Sommige instrumenten zeggen dat jouw tekst een bepaald leesniveau of taalniveau heeft. Andere hebben het over de leesbaarheid van je tekst. Weer andere zeggen dat je tekst begrijpelijk is op niveau B2. Wat betekenen die woorden? En wat hebben ze te maken met begrijpelijkheid, het thema van dit artikel? Ik probeer hieronder enige helderheid te brengen in die verschillende termen.
In Nederland begon het onderzoek naar leesbaarheid van teksten in de wereld van de bibliotheken en het onderwijs. Daar had men behoefte had aan een ‘schaal’ waarop men (school)boeken kon indelen voor verschillende leeftijden. Daar kwam in de jaren zeventig van de vorige eeuw de zogenaamde AVI-score uit voort.
De leesbaarheid van een tekst bestaat uit het visuele en het talige aspect:
(1) De vorm en grootte van de letters en de lengte van de regels. Samen bepalen die hoe gemakkelijk het is om de woorden waar te nemen en te decoderen. Jonge kinderen krijgen boeken met grote letters en korte regels.
(2) De lengte en complexiteit van de woorden en de zinnen.

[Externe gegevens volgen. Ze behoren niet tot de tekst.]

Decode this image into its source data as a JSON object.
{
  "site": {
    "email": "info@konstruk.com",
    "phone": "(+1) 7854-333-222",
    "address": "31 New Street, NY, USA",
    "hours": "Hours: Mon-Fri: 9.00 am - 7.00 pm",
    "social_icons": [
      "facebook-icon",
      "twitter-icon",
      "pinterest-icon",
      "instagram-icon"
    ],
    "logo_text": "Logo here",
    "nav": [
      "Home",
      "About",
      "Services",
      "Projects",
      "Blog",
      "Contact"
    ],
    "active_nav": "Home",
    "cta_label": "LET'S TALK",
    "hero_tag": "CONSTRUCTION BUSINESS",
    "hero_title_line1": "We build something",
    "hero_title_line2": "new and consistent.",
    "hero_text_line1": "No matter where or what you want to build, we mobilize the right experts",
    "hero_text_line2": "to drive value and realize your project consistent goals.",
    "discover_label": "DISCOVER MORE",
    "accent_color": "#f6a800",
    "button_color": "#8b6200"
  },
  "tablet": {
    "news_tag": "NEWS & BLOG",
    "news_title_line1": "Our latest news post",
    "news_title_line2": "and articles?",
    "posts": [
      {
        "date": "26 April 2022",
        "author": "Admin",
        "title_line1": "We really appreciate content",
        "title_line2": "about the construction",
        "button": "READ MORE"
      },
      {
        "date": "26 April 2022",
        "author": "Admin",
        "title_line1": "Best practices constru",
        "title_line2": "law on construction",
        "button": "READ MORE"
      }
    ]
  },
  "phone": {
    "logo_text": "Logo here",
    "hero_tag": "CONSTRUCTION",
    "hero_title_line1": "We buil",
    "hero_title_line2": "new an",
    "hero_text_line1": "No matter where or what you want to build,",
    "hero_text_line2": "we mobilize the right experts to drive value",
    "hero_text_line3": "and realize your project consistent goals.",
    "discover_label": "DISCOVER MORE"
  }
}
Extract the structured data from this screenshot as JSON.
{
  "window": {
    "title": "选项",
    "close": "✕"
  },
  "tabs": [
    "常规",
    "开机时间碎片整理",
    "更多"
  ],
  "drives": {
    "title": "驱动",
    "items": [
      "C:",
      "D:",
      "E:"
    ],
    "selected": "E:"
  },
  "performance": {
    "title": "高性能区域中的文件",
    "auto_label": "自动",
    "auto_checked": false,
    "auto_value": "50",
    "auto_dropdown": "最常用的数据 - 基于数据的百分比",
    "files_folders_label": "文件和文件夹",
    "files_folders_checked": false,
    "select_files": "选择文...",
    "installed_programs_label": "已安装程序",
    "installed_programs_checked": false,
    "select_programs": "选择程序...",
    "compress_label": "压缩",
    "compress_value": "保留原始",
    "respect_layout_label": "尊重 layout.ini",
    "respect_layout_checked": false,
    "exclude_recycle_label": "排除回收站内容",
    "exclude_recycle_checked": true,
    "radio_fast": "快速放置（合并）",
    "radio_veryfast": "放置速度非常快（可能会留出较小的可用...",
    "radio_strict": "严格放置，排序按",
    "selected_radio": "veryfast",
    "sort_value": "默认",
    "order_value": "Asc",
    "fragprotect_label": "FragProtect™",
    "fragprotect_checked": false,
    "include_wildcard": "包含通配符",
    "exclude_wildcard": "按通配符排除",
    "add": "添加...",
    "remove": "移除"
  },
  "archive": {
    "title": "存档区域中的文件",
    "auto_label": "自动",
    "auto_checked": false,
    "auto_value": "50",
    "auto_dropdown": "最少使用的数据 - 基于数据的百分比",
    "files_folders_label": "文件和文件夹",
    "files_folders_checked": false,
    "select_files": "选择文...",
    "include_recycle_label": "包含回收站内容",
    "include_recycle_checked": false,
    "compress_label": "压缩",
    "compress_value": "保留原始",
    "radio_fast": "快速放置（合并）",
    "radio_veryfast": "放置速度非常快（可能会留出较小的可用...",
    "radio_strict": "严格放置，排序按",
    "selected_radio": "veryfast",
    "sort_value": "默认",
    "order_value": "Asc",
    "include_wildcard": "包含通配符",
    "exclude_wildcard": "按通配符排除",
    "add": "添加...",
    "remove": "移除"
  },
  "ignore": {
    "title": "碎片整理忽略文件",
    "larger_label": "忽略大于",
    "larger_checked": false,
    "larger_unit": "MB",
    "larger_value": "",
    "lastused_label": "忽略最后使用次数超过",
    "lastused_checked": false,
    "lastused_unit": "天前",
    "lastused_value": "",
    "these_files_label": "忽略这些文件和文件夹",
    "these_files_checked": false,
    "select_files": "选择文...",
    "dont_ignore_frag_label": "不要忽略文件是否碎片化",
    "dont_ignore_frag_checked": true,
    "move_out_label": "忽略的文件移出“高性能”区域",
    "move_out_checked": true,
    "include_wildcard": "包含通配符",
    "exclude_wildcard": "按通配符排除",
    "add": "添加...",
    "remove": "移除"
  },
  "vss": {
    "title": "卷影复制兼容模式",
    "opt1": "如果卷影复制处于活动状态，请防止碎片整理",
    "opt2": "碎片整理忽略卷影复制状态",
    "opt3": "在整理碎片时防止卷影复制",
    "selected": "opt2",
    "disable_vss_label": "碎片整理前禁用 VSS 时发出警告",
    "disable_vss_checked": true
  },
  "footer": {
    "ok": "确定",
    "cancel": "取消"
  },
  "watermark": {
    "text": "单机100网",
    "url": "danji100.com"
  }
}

De eerste leesbaarheidsformules uit de jaren vijftig van de vorige eeuw richtten zich op dat tweede aspect: er werden lettergrepen, woorden en zinnen geteld. En zo leverde bijvoorbeeld de beroemde formule van Flesch (1948) voor een tekst de score “Grade level 5” die paste bij een tienjarige leerling uit de vijfde klas.
De term leesbaarheid komt dus voort uit een wereld waarin men teksten op oppervlakkige kenmerken classificeerde om teksten af te stemmen op een bepaald leesniveau van kinderen of volwassenen. En met leesniveau of leesvaardigheid doelen we op het technisch lezen. Dat is wat anders dan het begrijpen van de tekst. In de wereld van de schoolboeken, zoals van uitgeverij Zwijsen, betekent dat:
Bij technisch lezen gaat het er vooral om dat kinderen de geschreven tekst correct en vlot uitspreken en bij begrijpend lezen gaat het om het begrijpen van de tekst. Technisch lezen is een voorwaarde voor het begrijpend lezen.
Bron: https://www.zwijsen.nl/leren-lezen/avi-niveau-hoe-wordt-het-getest/ (geraadpleegd op 21 01 2021).
Een goede leesbaarheid van de tekst is dus een voorwaarde voor een goede begrijpelijkheid. Deze bijdrage aan het handboek gaat over de begrijpelijkheid van teksten.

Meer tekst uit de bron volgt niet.